The issue is caused by the firewall's aggressive TCP session timeout dropping the idle RadSec connection overnight. The network team must configure TCP keepalives on the NAS devices for the RadSec connection, setting the interval to 60 seconds. Additionally, they should review the firewall's stateful inspection rules for TCP port 2083 and ensure the session timeout is greater than the keepalive interval.

Note di implementazione: RadSec relies on persistent TCP connections. Unlike UDP, which is stateless, TCP connections must be actively maintained. Network engineers transitioning from UDP RADIUS often overlook connection persistence, leading to intermittent failures that appear as authentication timeouts.

Analisi degli scenari

Q1. You are designing the firewall policy for a new RadSec deployment connecting 50 branch offices to Purple's Cloud RADIUS platform. What specific egress rules must be configured on the branch firewalls?

💡 Suggerimento:Consider both the protocol and the stateful nature of the connection.

Mostra l'approccio consigliato

The branch firewalls must allow outbound TCP traffic on port 2083 originating from the NAS management IP addresses, destined for the IP addresses or FQDNs of the Purple Cloud RADIUS servers. Because TCP is stateful, the firewall will automatically allow the return traffic for established sessions.
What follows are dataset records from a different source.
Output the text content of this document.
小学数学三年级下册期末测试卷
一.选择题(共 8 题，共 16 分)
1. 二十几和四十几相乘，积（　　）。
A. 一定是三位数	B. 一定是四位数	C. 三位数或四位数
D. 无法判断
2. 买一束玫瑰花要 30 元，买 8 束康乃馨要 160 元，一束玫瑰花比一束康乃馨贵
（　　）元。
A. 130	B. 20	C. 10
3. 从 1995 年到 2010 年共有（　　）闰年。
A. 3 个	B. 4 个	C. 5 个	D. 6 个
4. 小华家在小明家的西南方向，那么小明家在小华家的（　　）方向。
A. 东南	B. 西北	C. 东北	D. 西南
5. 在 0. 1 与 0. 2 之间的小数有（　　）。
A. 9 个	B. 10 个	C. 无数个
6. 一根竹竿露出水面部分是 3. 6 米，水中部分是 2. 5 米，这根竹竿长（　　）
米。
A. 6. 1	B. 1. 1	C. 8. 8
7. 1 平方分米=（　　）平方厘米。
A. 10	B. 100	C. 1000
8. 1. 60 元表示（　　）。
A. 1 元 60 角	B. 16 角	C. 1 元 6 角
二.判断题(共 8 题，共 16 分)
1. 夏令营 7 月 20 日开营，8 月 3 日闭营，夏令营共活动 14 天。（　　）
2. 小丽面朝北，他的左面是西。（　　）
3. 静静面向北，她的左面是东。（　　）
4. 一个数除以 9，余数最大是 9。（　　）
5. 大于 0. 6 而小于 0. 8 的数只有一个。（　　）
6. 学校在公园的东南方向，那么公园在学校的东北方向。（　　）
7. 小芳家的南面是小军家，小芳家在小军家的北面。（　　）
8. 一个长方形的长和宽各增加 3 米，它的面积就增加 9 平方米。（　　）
UDP ports 1812 and 1813 are not required for RadSec.

Q2. A junior engineer reports that a newly configured switch is failing to establish a RadSec connection with the cloud RADIUS server. The switch logs show: `TLS handshake failed: unknown CA`. How should you resolve this?

💡 Suggerimento:The switch does not inherently trust the certificate presented by the server.

Mostra l'approccio consigliato

You need to identify the Certificate Authority (CA) that issued the cloud RADIUS server's certificate. Once identified, obtain the public Root CA certificate (and any intermediate CA certificates) and import them into the switch's trust store. This allows the switch to cryptographically verify the server's identity during the TLS handshake.

Q3. Your organisation mandates that all network infrastructure must survive a WAN outage. If the internet connection to the cloud RADIUS server fails, what happens to the RadSec connection, and how does the NAS handle subsequent authentication requests?

💡 Suggerimento:Consider TCP connection states and standard RADIUS failover mechanisms.

Mostra l'approccio consigliato

When the WAN fails, the persistent TCP connection will eventually time out (or be explicitly reset if the local interface goes down). The NAS will mark the primary RadSec server as unreachable. If a secondary RadSec server is configured (e.g., in a different geographic region), the NAS will attempt to establish a new TLS connection to it. If all RADIUS servers are unreachable, new authentications will fail. However, users who are already authenticated and connected will typically remain connected until their session expires or they roam, as RADIUS is only involved during the initial authentication and periodic re-authentication phases.